Chemoautotrophs are unique organisms, primarily bacteria and archaea, that produce their own food without relying on sunlight. Unlike plants and algae (photoautotrophs), which convert solar energy into chemical energy, chemoautotrophs operate entirely in the dark. They synthesize all necessary organic compounds from an inorganic carbon source, like carbon dioxide, and derive the energy for this synthesis from the oxidation of inorganic chemical compounds in their environment. This energy-generating process, known as chemosynthesis, allows these microbes to form the base of food webs in the planet’s most isolated and extreme habitats.
How Chemoautotrophs Create Food
The process of chemosynthesis is a two-step metabolic strategy that first generates energy and then uses that energy to build organic matter. The initial step involves oxidizing reduced inorganic chemicals, stripping electrons from these molecules in a process called chemolithotrophy. These released electrons are passed along an electron transport chain, establishing a proton gradient across the cell membrane. The flow of protons back across the membrane then drives the enzyme ATP synthase to produce adenosine triphosphate (ATP), the universal energy currency of the cell.
The second stage of chemosynthesis is carbon fixation, where the stored energy is used to convert carbon dioxide ($\text{CO}_2$) into complex sugars and biomolecules. Many chemoautotrophs utilize a pathway similar to the Calvin cycle, which is also used by plants, to incorporate the inorganic carbon atom from $\text{CO}_2$ into an organic molecule. Other groups, particularly those found in deep-sea vents, often employ the reductive tricarboxylic acid (rTCA) cycle for this carbon assimilation. Both pathways require the newly generated ATP and another energy-carrying molecule, often $\text{NADH}$ or $\text{NADPH}$, to reduce the $\text{CO}_2$ and build the carbon backbone.
The Chemical Fuels of Life
The “chemo” part of the name refers to the diverse range of inorganic electron donors that these organisms use to power their metabolism. These chemicals are typically in a reduced state and are oxidized to release energy. The availability of these specific compounds determines where chemoautotrophs can survive. The three major groups of energy substrates are sulfur, iron, and nitrogen compounds, each supporting a distinct group of microorganisms.
Sulfur-oxidizing bacteria are highly active in environments where they can access hydrogen sulfide ($\text{H}_2\text{S}$), a compound that is toxic to most other life. They oxidize this hydrogen sulfide into elemental sulfur or sulfate ($\text{SO}_4^{2-}$), gaining energy in the process.
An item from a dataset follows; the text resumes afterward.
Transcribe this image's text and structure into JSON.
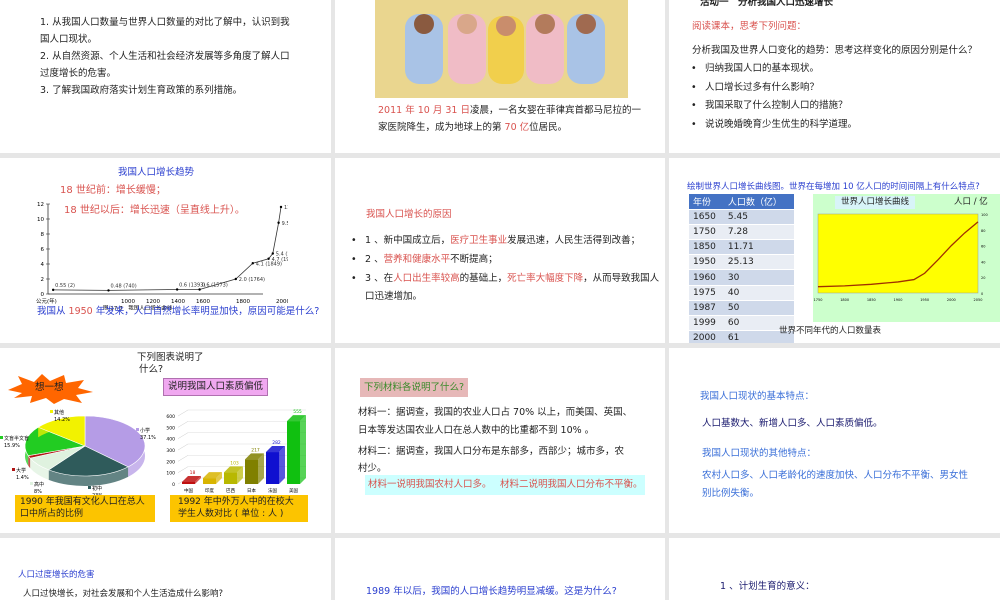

Other species are iron oxidizers, which gain energy by converting dissolved ferrous iron ($\text{Fe}^{2+}$) into ferric iron ($\text{Fe}^{3+}$). This process is widespread due to iron’s global abundance in the Earth’s crust.
Nitrogen-oxidizing microbes, often referred to as nitrifiers, manage the stepwise oxidation of ammonia ($\text{NH}_3$) to nitrite ($\text{NO}_2^-$) and then to nitrate ($\text{NO}_3^-$). This two-step process is carried out by different groups of bacteria and archaea working in concert to complete the nitrification cycle.
Where Chemoautotrophs Thrive
Chemoautotrophs are known as extremophiles because they inhabit environments hostile to most other organisms due to the lack of sunlight. The most iconic habitats are deep-sea hydrothermal vents, which revealed thriving ecosystems entirely fueled by chemosynthesis upon their discovery in 1977. At these vents, superheated, chemical-rich fluids erupt from the seafloor, providing an abundance of hydrogen sulfide, methane, and other reduced compounds that the microbes can oxidize for energy. These microbial communities form thick mats that are consumed by or live in symbiosis with larger organisms like giant tube worms and mussels, forming a complete food web independent of surface ecology.
Another significant habitat is the deep subsurface, extending miles below the surface in continental crust and ocean sediments. Here, chemoautotrophs derive energy from the geological reactions between water and rock, such as the serpentinization process that produces hydrogen gas. Cold seeps are also biologically rich sites where methane and sulfide-rich fluids slowly percolate out of the seafloor, providing another chemical feedstock for chemosynthetic microbes.
Their Role in Earth’s Ecosystems
Chemoautotrophs are fundamental drivers of global biogeochemical cycles. In the extreme environments where they are found, these organisms function as the primary producers, converting inorganic carbon into organic biomass that supports higher trophic levels. They effectively transfer energy from geological sources into the biological realm, allowing complex communities of animals to exist in total darkness.
On a planetary scale, chemoautotrophs are indispensable agents in the cycling of elements like nitrogen and sulfur. The nitrogen cycle relies heavily on nitrifying chemoautotrophs to convert ammonia into forms that are more readily accessible to plants and other microorganisms. Similarly, sulfur-oxidizing bacteria interconvert reduced sulfur compounds, which can be toxic, into the sulfate that is incorporated into proteins by other organisms.